For this data, are not may not be any missing values. Depending on the country the data was gathered from, there may be more. If there are missing values, the next step is to replace the NaN values with something else. For this case, we will linearly interpolate between the last know values for the pm10 measurement. By also rounding to two decimal places, all of the interpolated values will match the actual values precision. We will also fill any missing latitudes or longitudes with the first value available for each location.

In [9]:
filled['value'] = filled['value'].interpolate().round(2)
filled['point_latitude'] = filled['point_latitude'].fillna(method='pad')
filled['point_longitude'] = filled['point_longitude'].fillna(method='pad')

filled[filled['value'].isnull()].groupby('location').count().describe()

Unnamed: 0,value,point_latitude,point_longitude
count,0.0,0.0,0.0
mean,,,
std,,,
min,,,
25%,,,
50%,,,
75%,,,
max,,,


### Step 5: Create features
Now that we have a contiguous data set at the proper frequency, we can transform the data frame into a format that is required for training and testing. The DeepAR algorithm we will be using to train the machine learning model, requires data in the following format. 

`{start: <start time of series>, target: [v1,v2,v3....], cat: [id1, id2, id3...]}`

For each location, the features are the start time for the time series, a contiguous list of all values, and an optional categorical array. This categorical array is composed of all the id's for country, city, location and measurment type.

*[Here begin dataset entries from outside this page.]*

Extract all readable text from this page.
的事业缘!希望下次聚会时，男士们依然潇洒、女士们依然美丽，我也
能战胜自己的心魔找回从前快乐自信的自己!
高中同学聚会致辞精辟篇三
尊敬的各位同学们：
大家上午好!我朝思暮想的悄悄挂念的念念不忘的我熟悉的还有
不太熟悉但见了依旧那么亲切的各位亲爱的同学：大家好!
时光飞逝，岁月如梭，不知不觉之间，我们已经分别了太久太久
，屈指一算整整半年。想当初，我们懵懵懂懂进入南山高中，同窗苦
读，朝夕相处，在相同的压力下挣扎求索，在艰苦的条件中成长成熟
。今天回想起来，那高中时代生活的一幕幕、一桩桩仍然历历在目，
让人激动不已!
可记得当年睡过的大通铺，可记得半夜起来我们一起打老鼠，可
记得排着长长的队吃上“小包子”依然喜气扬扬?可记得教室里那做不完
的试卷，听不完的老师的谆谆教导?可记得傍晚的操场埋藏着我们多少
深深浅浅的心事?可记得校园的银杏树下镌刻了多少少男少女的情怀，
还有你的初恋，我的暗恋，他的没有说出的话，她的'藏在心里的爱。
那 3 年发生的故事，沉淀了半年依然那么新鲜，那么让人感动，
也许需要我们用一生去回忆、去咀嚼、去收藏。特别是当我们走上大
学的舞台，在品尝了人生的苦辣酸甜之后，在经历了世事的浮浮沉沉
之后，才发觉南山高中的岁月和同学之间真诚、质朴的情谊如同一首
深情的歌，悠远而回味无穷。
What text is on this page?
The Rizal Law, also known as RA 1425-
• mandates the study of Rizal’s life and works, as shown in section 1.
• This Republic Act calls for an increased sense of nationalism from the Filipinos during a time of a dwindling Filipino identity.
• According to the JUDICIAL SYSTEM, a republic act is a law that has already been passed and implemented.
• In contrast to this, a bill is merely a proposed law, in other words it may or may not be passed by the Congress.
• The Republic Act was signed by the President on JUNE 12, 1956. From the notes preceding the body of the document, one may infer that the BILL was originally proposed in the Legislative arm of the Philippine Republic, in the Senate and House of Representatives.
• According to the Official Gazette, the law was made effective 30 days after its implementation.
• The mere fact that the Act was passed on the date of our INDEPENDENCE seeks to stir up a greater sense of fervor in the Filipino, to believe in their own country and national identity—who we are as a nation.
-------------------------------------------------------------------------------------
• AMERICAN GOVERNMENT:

> **Explore:** Read more about the [DeepAR feature format](https://docs.aws.amazon.com/sagemaker/latest/dg/deepar.html#deepar-inputoutput).

#### Aggregate time series into rows
To get to the required format, a single row per time series needs to be created. This is done by aggregating each locations time series values into a single list per row, and by only retainng the timestamp of the first value.

In [10]:
aggregated = filled.reset_index(level=4)\
    .groupby(level=categorical_levels)\
    .agg(dict(timestamp='first', value=list, point_latitude='first', point_longitude='first'))\
    .rename(columns=dict(timestamp='start', value='target'))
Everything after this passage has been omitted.